On March 14, Palmetto Promise Institute’s Ellen Weaver addressed a SC Senate Judiciary Subcommittee on S.255, a donor disclosure bill that would threaten the first amendment rights of South Carolina residents. The following is an edited transcript of those remarks, in which she focuses specifically on the threat to public safety inherent in the bill.
Members of the Committee…
You have already heard today about the legal implications of this overly broad donor disclosure bill for all non-profit 501(c)(3) and (c)(4) organizations, as well as its constitutional flaws that abridge free speech.
I appreciate the opportunity to briefly share with the members of this subcommittee some historical context for why this bill is also a threat to public safety.
Does that sound like an overstatement?
Let’s step back in time for a moment.
America’s founding fathers were no cowards.
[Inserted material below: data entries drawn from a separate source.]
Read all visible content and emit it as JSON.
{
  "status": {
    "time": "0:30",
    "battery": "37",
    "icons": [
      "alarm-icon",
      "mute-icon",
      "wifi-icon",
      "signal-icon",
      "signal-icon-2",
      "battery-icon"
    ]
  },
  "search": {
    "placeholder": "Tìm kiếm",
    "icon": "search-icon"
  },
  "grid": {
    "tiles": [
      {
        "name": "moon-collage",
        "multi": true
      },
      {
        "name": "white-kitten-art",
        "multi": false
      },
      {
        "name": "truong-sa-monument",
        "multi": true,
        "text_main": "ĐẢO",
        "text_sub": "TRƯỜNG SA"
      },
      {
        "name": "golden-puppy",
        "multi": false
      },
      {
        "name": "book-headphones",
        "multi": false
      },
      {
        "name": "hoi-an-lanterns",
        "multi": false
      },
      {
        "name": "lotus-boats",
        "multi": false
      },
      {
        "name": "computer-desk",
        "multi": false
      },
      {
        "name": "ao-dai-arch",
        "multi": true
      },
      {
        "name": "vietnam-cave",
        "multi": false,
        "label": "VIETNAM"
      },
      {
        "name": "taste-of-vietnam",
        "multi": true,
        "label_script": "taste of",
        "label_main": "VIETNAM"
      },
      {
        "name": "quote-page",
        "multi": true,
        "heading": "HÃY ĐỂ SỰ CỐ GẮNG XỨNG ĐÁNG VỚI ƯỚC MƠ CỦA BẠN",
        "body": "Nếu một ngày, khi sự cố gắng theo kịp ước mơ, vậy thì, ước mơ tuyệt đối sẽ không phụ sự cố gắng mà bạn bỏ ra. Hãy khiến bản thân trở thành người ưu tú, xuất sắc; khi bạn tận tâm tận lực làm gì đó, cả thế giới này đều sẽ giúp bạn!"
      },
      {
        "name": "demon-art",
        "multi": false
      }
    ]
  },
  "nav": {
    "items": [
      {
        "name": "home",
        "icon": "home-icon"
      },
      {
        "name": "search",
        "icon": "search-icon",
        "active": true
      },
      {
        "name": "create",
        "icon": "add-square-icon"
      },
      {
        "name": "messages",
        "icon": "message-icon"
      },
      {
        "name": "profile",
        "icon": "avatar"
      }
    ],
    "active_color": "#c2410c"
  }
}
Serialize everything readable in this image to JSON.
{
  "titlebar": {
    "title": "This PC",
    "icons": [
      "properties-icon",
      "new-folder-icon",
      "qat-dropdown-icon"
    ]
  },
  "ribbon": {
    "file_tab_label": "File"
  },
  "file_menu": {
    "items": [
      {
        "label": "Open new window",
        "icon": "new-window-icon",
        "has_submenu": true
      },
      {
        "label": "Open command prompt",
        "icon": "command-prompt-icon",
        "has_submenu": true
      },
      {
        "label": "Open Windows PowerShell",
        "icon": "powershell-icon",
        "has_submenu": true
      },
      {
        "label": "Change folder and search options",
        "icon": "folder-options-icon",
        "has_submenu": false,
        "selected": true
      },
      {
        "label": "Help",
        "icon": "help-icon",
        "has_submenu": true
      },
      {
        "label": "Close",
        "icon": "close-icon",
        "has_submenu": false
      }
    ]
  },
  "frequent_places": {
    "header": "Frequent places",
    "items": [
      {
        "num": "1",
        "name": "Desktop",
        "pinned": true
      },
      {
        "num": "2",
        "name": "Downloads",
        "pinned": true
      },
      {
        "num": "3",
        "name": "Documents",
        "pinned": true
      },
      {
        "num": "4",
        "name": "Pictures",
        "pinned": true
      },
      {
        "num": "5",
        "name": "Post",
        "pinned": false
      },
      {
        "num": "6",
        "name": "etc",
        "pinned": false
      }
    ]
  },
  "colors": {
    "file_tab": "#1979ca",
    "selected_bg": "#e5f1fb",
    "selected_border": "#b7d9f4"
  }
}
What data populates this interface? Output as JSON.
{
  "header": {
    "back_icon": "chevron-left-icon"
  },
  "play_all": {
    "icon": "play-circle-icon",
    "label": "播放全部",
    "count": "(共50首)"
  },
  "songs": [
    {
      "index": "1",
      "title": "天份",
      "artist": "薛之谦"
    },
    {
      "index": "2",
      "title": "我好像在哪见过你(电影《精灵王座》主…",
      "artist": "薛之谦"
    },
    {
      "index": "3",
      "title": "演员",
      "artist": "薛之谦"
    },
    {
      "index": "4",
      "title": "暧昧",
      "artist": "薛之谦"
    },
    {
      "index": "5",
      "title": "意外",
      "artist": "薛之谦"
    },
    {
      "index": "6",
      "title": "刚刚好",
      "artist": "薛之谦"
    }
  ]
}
Yet, they still used pen names while writing articles calling for the founding of a new country. Why? They knew that if their names were public, they and their families would be in danger of harassment, arrest and even death.
Fast forward nearly 200 years. The setting is the civil rights movement in 1958 Alabama. Leaders in that state were pushing to find out who was funding the local NAACP and other groups working to end Jim Crow laws. Why did they want to know? Because they wanted to boycott their businesses, harass and intimidate them. The U.S. Supreme Court stepped in and ruled that groups supporting controversial issues couldn’t be forced to turn over their supporter donor lists, because they knew citizens would be practically stripped of their First Amendment rights to free speech and would have their personal safety endangered.
But could that kind of threat possibly still exist in 2017 America?
The fact is, it does:
• Meet Margie Christoffersen, a California restaurant manager who made a $100 donation to support a controversial ballot proposition in California that she deeply believed in. When her donation became public, her restaurant was boycotted and she was fired. All because of a $100 contribution that landed her on a public government list.
• Or how about Dina Galassini, and private Arizona citizen who emailed 23 of her neighbors, asking them to join her in a sign-waving protest against a city bond measure. The city found out and forced her to register as a political group, just for organizing a protest with her neighbors.
• A bit closer to home, there’s the real story of Gigi. Her North Carolina home address and employer were published when she donated to John Edwards presidential campaign. Because she
works at a pharmaceutical company, she was targeted by a radical and violent animal rights group, even though her work has nothing to do with animal testing. Gigi’s home address was published on a list of “Targets” with the caption, “Now you know where to find them.”
• Then there are the infamous John Doe cases in Wisconsin where contributors to (c)(4) organizations that supported Governor Walker’s labor reforms had their doors kicked in during the night in police raids spawned by a politically motivated prosecutor.
I could go on, but for sake of time, I’ll close by giving you two “what if” scenarios.
• In 2015, three people were killed and nine were wounded when a gunman entered a Colorado Springs Planned Parenthood clinic. If Colorado law had required the name and addresses of donors to that clinic to be disclosed, how many others in the community could have been killed that day?
• And South Carolina is no stranger to this kind of tragedy. The 2015 Mother Emanuel massacre is etched deep in our hearts and minds. As horrific as that tragedy was, what could have happened if Dylan Roof had had access to the names and home addresses of the entire congregation?
Having worked for an elected official in my previous job, I understand firsthand the frustration and concerns that those of you on the other side of this dais feel when you are publicly attacked, often in personal and hurtful ways, by information that you believe to be exaggerated or untrue.
But the answer is not abridging free speech, thereby opening even more of your fellow-citizens up to the fear, harassment, intimidation and other threats. Under the current language of this bill, there is no way to differentiate between groups that engage in actual electioneering and non-profit organizations caught in the crosshairs of this law’s overly broad provisions.
I would urge members of this body to think about steps they can take to affirmatively protect the right of South Carolinians to support causes that they believe in without fear of harassment or intimidation. This is our birthright as Americans and a principle that should be something that unites all of us, Left and Right, in this time of deep political polarization.